Jean-Baptiste Carpeaux created one of the best known European sculptures of an enslaved woman in the 19th Century. Called “Why Born Enslaved!,” the Metropolitan Museum of Art in New York City has an 1873 carving of the 1868 bust. While the sculpture clearly has an antislavery message and was received as an abolitionist work, the Met’s notes on the piece say the “bust also perpetuates a Western tradition of representation that long saw the Black figure as inseparable from the ropes and chains of enslavement.” This can be seen below.

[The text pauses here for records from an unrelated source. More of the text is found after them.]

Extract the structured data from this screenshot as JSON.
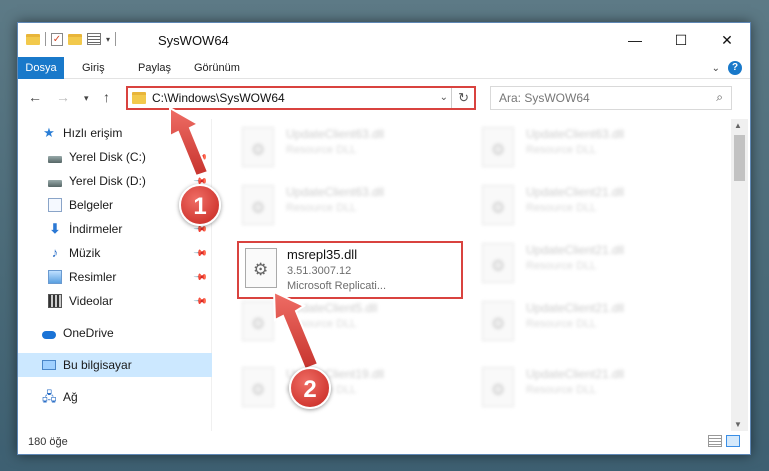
{
  "window": {
    "title": "SysWOW64",
    "controls": {
      "minimize": "—",
      "maximize": "☐",
      "close": "✕"
    }
  },
  "ribbon": {
    "tabs": [
      "Dosya",
      "Giriş",
      "Paylaş",
      "Görünüm"
    ]
  },
  "nav": {
    "address": "C:\\Windows\\SysWOW64",
    "search_placeholder": "Ara: SysWOW64"
  },
  "sidebar": {
    "items": [
      {
        "label": "Hızlı erişim",
        "icon": "star-icon"
      },
      {
        "label": "Yerel Disk (C:)",
        "icon": "drive-icon",
        "pinned": true
      },
      {
        "label": "Yerel Disk (D:)",
        "icon": "drive-icon",
        "pinned": true
      },
      {
        "label": "Belgeler",
        "icon": "documents-icon",
        "pinned": true
      },
      {
        "label": "İndirmeler",
        "icon": "download-icon",
        "pinned": true
      },
      {
        "label": "Müzik",
        "icon": "music-icon",
        "pinned": true
      },
      {
        "label": "Resimler",
        "icon": "pictures-icon",
        "pinned": true
      },
      {
        "label": "Videolar",
        "icon": "videos-icon",
        "pinned": true
      },
      {
        "label": "OneDrive",
        "icon": "cloud-icon"
      },
      {
        "label": "Bu bilgisayar",
        "icon": "computer-icon",
        "selected": true
      },
      {
        "label": "Ağ",
        "icon": "network-icon"
      }
    ]
  },
  "files": {
    "background_tiles": [
      {
        "name": "UpdateClient63.dll",
        "type": "Resource DLL"
      },
      {
        "name": "UpdateClient63.dll",
        "type": "Resource DLL"
      },
      {
        "name": "UpdateClient63.dll",
        "type": "Resource DLL"
      },
      {
        "name": "UpdateClient21.dll",
        "type": "Resource DLL"
      },
      {
        "name": "UpdateClient21.dll",
        "type": "Resource DLL"
      },
      {
        "name": "UpdateClient5.dll",
        "type": "Resource DLL"
      },
      {
        "name": "UpdateClient21.dll",
        "type": "Resource DLL"
      },
      {
        "name": "UpdateClient19.dll",
        "type": "Resource DLL"
      },
      {
        "name": "UpdateClient21.dll",
        "type": "Resource DLL"
      }
    ],
    "highlighted": {
      "name": "msrepl35.dll",
      "version": "3.51.3007.12",
      "description": "Microsoft Replicati..."
    }
  },
  "status": {
    "item_count": "180 öğe"
  },
  "annotations": {
    "step1": "1",
    "step2": "2",
    "color": "#d9433f"
  }
}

The Financial Times reports that the Met is changing its display of “Why Born Enslaved!” Here are some excerpts from its article:
The Met purchased an 1873 version of this exquisite, discomfiting marble bust in 2019, and initially stashed it among other Carpeaux works. For a while, it stood next to “Ugolino and His Sons,” a horrific of vision of captivity ending in cannibalism. But the Petrie European Sculpture Court, a glassed-in sunlit glade, exerted a prettifying effect on all that ugly subject matter. Misery, captivity, hunger and violence were coated in a veneer of aesthetic gentility. On this occasion, “Why Born Enslaved!” has migrated from that too-pleasant place into a dark hall between the medieval sculpture gallery and the Lehman wing. The new location represents a broader change of context. Curators Elyse Nelson and Wendy S Walters have surrounded that single piece with studies, artefacts, artwork and text, all marshalled to support their case that this one white man’s work helped shape the way black history is understood.
…The Met’s show is a masterclass in presenting complicated, troubling art because it finds a reasonable middle ground between lionising the prophet and trashing the sinner. It places Carpeaux in his time, confronts his blind spots and savours his gifts, all without staking out extreme positions. And because the exhibition is judicious and thoughtful, it also invites argument.